A acomodação é uma forma distinta de manifestação do medo. O medo, em suas múltiplas faces, se apresenta em situações que colocam em cheque nossa individual percepção sobre nós próprios. É um sentimento particular que nasce da nossa paralisia pessoal diante de situações e tende a nos levar, irracionalmente, a penosas atitudes inconsequentes. Heidegger destaca que o medo nos tira a capacidade racional de atribuir sentido e nos deixa à mercê das perspectivas impostas, além de aquém das nossas próprias reflexões. O medo nos leva a postegar o inevitável, minimizar as consequências danosas da inércia e distrair-nos com a banalidade. O medo da morte, como o filósofo dedicou parte dos seus escritos sobre, é o mais ardiloso, pelo decesso ser infalível e habitualmente distante. Prazos largos são fáceis de sobrescrever, como as palavras machadianas outrora destacaram: a nossa imaginação os faz infinitos.
Distante era a ameaça no vírus quando surgiu na China e forçou as autoridades a fecharem um dos maiores complexos urbanos do mundo. O fechamento completo acendeu o alerta vermelho pelo planeta, e forçou países ocidentais a tomarem decisões raríssimas em democracias liberais, como a limitação na circulação e fechamento de comércios e demais setores destacados como não essenciais.

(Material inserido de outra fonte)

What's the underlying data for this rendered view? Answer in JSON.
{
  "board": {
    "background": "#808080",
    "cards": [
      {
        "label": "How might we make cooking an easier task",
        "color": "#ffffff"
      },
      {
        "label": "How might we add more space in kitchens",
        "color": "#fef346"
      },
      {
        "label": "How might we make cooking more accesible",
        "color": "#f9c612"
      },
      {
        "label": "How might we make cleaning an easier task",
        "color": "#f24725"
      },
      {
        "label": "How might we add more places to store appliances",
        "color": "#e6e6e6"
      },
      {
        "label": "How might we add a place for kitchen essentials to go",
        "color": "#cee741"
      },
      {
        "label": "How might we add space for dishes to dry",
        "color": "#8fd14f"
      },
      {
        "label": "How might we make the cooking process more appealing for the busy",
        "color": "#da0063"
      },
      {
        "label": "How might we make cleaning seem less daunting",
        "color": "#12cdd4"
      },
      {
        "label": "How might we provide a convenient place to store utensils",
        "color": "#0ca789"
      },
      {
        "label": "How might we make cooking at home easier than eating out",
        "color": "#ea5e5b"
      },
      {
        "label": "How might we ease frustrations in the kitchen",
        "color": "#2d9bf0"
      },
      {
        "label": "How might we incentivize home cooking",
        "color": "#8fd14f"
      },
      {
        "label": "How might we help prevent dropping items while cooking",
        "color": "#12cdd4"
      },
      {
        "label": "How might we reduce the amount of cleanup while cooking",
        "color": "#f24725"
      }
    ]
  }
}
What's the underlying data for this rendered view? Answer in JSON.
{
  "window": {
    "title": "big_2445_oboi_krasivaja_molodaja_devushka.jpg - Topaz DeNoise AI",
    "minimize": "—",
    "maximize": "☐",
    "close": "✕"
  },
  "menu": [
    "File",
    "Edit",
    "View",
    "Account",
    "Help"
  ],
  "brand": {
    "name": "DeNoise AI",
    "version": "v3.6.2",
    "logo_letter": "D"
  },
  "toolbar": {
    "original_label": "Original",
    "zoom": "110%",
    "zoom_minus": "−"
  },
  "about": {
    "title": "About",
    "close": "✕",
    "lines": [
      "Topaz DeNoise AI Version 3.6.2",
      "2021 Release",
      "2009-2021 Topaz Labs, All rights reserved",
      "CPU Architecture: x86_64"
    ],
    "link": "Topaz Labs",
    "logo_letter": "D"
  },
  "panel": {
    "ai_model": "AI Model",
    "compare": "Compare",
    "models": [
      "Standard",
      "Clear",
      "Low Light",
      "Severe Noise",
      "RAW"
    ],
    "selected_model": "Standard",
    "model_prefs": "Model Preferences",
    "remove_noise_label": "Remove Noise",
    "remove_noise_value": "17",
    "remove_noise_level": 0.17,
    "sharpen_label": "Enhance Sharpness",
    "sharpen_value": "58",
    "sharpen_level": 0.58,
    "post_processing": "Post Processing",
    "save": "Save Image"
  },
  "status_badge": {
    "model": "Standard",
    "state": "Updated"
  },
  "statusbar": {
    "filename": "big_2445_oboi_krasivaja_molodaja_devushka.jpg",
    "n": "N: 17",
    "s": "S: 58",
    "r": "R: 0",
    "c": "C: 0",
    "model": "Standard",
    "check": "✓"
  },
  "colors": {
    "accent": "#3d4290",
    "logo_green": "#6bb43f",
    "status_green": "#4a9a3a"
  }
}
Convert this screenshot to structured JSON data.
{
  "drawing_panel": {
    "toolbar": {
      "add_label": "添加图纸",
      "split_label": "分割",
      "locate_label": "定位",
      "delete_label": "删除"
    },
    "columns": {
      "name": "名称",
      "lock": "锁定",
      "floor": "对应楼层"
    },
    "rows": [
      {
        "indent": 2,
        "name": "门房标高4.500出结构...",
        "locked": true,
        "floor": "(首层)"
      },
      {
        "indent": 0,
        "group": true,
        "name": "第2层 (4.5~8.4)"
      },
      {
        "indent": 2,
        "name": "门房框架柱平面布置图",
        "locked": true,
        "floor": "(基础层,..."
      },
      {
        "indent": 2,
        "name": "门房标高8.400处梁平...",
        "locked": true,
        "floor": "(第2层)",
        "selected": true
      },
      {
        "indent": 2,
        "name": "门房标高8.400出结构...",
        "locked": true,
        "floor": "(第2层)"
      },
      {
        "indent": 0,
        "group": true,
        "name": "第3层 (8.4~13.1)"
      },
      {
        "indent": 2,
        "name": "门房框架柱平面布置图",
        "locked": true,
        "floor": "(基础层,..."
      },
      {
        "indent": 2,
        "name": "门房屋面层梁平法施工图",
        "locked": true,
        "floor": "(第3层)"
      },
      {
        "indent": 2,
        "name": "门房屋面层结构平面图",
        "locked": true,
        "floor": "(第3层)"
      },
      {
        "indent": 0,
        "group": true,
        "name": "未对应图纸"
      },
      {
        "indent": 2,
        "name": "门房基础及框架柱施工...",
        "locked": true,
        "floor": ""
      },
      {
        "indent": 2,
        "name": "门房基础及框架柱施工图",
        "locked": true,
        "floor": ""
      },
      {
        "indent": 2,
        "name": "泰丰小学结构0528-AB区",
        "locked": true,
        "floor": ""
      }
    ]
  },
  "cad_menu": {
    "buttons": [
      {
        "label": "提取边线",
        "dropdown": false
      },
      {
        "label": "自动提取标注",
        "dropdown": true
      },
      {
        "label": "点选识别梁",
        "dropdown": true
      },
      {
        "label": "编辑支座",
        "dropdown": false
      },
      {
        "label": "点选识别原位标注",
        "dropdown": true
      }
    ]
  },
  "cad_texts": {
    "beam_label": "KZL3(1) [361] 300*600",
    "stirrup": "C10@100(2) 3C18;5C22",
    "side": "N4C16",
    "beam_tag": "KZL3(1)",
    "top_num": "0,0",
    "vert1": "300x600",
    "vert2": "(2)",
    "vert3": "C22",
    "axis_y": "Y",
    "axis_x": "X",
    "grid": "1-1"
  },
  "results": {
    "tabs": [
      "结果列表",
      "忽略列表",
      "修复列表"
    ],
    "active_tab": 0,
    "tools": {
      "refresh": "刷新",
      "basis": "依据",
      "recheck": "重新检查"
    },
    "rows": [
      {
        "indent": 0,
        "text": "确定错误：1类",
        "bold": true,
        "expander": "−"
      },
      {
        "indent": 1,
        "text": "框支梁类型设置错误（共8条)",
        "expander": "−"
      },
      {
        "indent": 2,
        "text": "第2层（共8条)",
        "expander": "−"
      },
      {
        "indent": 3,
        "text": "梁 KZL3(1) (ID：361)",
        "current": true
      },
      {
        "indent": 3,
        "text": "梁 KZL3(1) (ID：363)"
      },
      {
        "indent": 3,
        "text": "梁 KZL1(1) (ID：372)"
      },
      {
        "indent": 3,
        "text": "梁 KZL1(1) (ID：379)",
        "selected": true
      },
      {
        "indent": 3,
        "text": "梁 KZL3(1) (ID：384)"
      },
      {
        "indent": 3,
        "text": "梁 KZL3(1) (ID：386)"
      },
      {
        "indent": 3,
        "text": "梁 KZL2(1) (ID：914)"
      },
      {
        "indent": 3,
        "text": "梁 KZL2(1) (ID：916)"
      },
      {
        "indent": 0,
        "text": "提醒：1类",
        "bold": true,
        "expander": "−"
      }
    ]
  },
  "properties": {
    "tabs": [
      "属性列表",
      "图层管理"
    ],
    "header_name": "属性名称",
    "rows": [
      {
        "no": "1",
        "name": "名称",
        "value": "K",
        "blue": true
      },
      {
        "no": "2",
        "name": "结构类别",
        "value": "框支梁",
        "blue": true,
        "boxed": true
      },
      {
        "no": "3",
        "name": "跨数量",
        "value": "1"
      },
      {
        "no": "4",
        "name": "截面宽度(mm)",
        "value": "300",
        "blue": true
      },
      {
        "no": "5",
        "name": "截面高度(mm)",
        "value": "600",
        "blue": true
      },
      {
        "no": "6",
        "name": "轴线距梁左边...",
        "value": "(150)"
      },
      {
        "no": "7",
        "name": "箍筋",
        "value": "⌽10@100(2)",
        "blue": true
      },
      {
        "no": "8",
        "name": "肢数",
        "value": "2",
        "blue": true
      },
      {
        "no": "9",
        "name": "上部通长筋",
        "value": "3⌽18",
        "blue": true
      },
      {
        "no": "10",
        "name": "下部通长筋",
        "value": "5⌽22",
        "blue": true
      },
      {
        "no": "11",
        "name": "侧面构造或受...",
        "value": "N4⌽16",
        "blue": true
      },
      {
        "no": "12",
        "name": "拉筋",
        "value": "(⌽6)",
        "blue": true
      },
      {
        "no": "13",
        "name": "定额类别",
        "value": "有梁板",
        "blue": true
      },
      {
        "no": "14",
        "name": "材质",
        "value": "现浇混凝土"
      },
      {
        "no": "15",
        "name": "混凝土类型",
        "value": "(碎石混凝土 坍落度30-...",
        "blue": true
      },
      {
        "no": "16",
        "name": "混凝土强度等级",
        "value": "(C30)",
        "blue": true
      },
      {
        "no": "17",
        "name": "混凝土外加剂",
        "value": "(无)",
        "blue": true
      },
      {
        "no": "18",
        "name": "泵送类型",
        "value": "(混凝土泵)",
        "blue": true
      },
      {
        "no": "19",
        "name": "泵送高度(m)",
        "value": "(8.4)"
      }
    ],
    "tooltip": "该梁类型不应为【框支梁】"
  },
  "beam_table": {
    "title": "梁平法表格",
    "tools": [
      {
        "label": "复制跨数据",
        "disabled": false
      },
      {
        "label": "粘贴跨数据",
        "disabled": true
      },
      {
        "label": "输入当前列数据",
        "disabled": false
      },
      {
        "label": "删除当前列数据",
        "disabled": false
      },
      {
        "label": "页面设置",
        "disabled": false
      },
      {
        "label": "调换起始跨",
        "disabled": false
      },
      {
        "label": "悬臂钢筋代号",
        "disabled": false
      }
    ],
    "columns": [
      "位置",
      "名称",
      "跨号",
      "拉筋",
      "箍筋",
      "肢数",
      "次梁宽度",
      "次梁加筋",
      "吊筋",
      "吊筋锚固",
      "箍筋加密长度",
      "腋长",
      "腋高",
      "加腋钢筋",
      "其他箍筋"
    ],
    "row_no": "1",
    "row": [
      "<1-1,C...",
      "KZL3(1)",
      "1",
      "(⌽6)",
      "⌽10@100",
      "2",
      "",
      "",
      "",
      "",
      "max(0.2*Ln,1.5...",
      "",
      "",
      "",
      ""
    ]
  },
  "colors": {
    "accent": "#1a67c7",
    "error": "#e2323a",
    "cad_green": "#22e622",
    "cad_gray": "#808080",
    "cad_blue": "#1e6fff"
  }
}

Batendo na porta, a solução foi agir rápido. Hesitar seria brincar com a morte alheia, um jogo custoso de decisões de olhos vendados. A ciência é o guia e a medicina, a infantaria regular, fadada ao ônus da linha de frente, encarando o medo da morte. Chegando ao Brasil, no nosso lado, a realidade distante parece presente e a inércia da sociedade civil apresenta-se mais uma vez.
O que esperar de lideranças negacionistas e egoístas, que evitam diálogo e adotam o confronto permanente? O que esperar daqueles que negam a articulação e tentam impor as suas verdades ideológicas ao desmontar as instituições, entre elas o sistema universal de saúde?
Há uma semana quarentenado em casa, vejo uma descoordenação geral das forças que deveriam estar agindo de forma articulada para combater a ameaça à vida das pessoas. Estamos rumando para o olho do furacão, que chegará antes da ficha cair, em um curto prazo. Que o medo, independente da origem, não nos paralise e que tomemos as decisões racionais e fundamentadas.
E esperamos, por ora, que Keynes esteja errado para o longo prazo.